Aujourd'hui, j'avais préparé un billet sur un tout autre sujet, mais la chronique médias de Stéphane Baillargeon m'a obligé à revenir sur le sujet de la liberté d'expression. Moi aussi, je suis tenté de «mettre des bonnets d’âne à Dieu, à Allah, à leurs prophètes et à tous ceux et celles qui les utilisent pour justifier leurs monumentales conneries».

Et puis j'ai pensé au blogueur Raïf Badawi et aux cinquante premiers coups de fouet qui lui ont été administrés, vendredi dernier.
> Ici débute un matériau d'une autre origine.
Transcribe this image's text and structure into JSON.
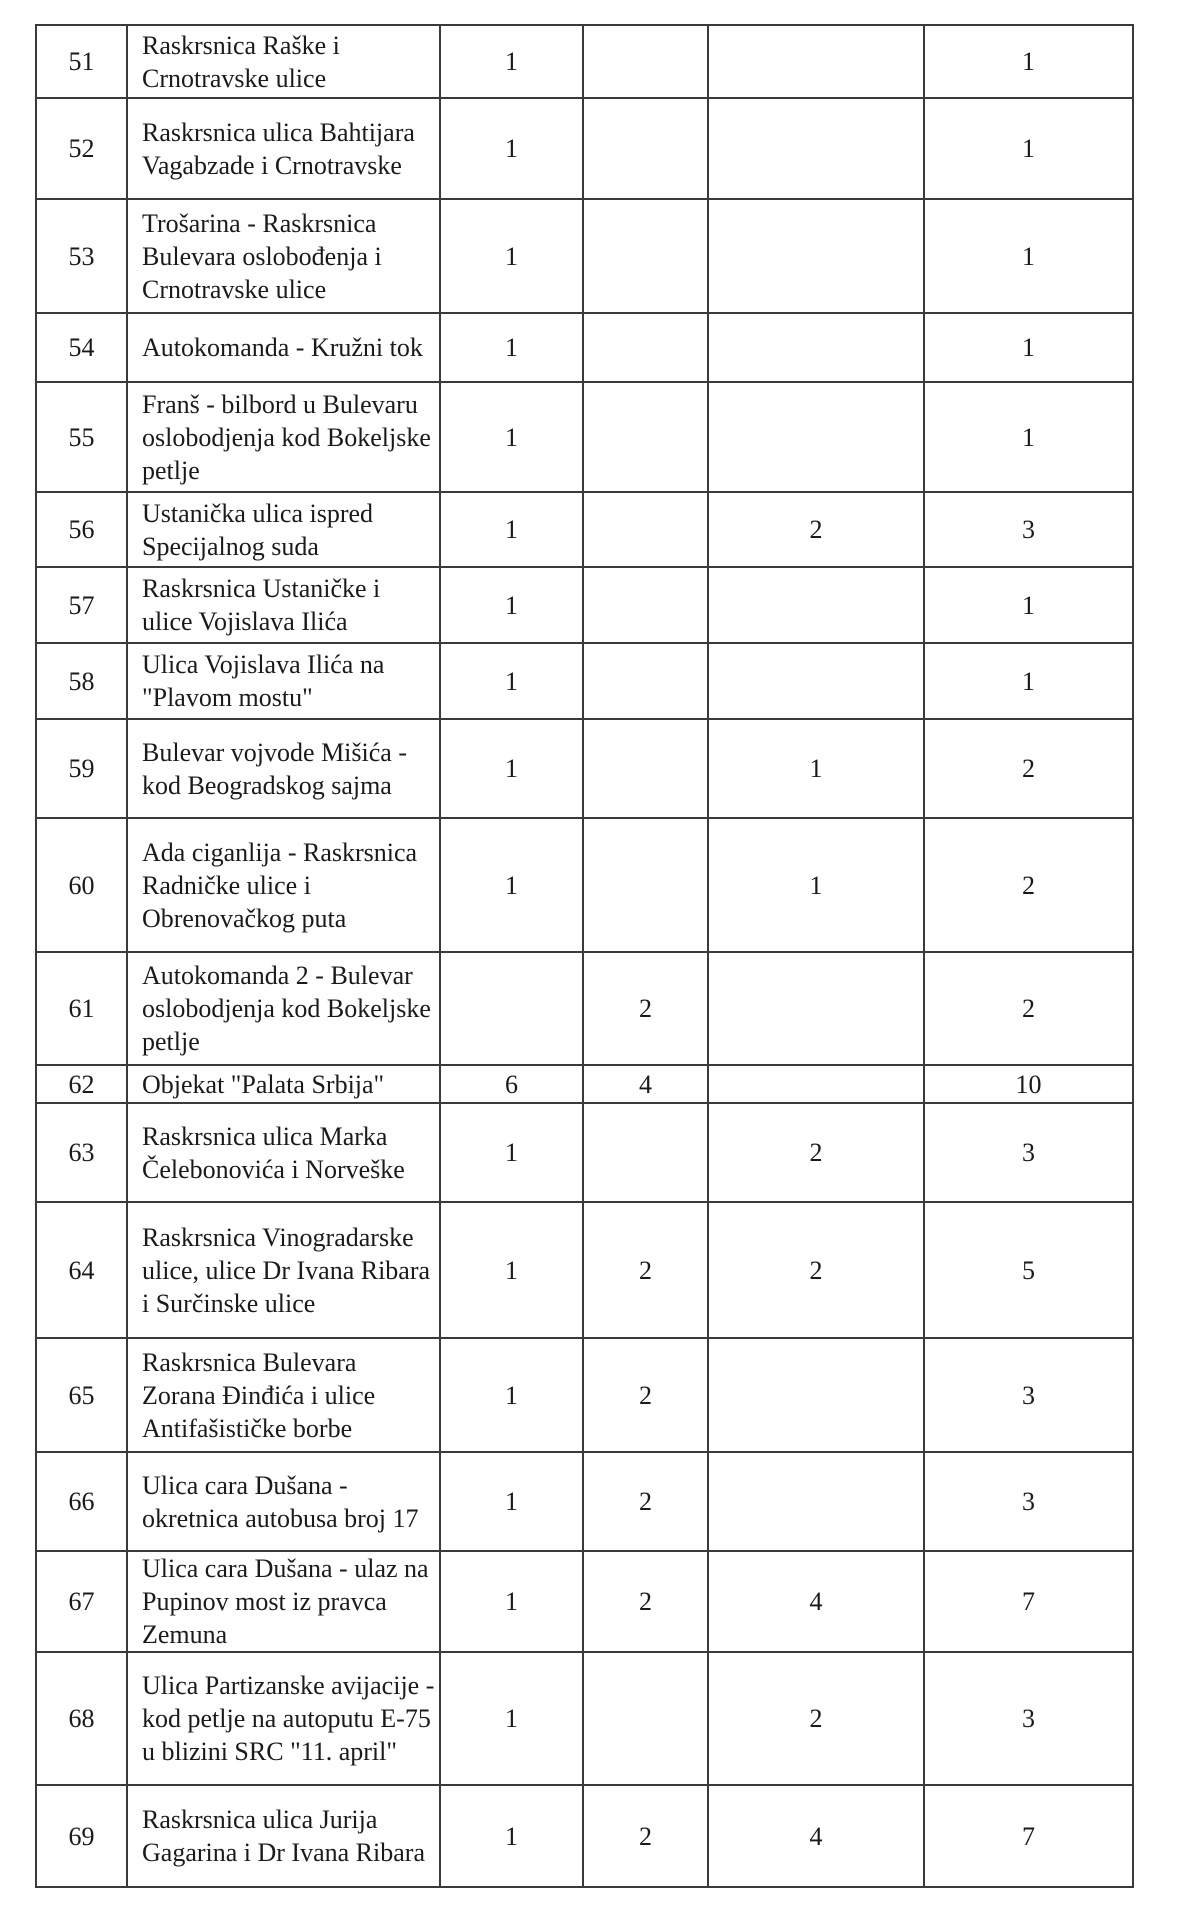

Je me demande si nous en faisons assez pour crier notre indignation dans le contexte où le combat de "Charlie Hebdo" pour la liberté d'expression semble faire l'unanimité ?

J'ai relu la belle lettre que lui écrivait en novembre dernier son ami François Bugingo, essentiellement pour lui dire «qu'on pense fort à toi, qu'on ne t'oublie pas malgré le temps».

Justement...

Raïf Badawi a été arrêté le 17 juin 2012 en Arabie saoudite et incarcéré dans la prison de Briman, à Djedda, accusé «d'avoir créé un site web portant atteinte à la sécurité publique et ridiculisant des personnalités islamiques». Après un premier procès entaché d’irrégularités et une première condamnation, le 7 mai 2014 un tribunal pénal l'a condamné à 10 ans d'emprisonnement, 1 000 coups de fouet et une amende d'un million de riyals saoudiens, près de 290 000$ can (source). Il semble que des accusations d'apostasie et d'insulte à l'islam pèsent encore contre lui.

Je n'ai pu retracer que très peu de textes écrits par l'homme actuellement âgé de 31 ans.

La famille de Raïf Badawi a trouvé refuge à Sherbrooke où des élans de solidarité se manifestent. Amnistie internationale suit de très près la situation et tente d'agir pour lui éviter une autre séance de flagellation en Arabie saoudite, vendredi.

Dans son blogue samedi dernier, Gilles Duceppe se demandait «la différence entre les terroristes fanatiques qui se sont attaqués à la liberté en France et ceux qui interdisent la liberté en Arabie saoudite?»

Le New York Times a traité du sujet vendredi dernier et a rapporté que le porte-parole du département d'État Américain «est intervenu pour faire annuler la flagellation et que soit revu le jugement et la sentence de Raif Badawi». ICI Radio-Canada rapporte que l'ambassadeur canadien pour la liberté de religion, Andrew Bennett, a dénoncé les coups de fouet, mais la pression sur le gouvernement du Canada doit s'intensifier. Le ministre des Affaires étrangères, John Baird, peut sûrement intervenir plus fermement...

Plusieurs croient aujourd'hui que nous nous sommes sentis trop peu concernés par le combat de Charlie Hebdo pour la liberté d'expression et il est trop tard pour certains des artisans du magazine.

On peut se demander si davantage de personnes, maintenant, peuvent tirer les leçons qui s'imposent et intervenir pour dénoncer la «condamnation inhumaine, contraire au droit international» infligée à Raïf Badawi.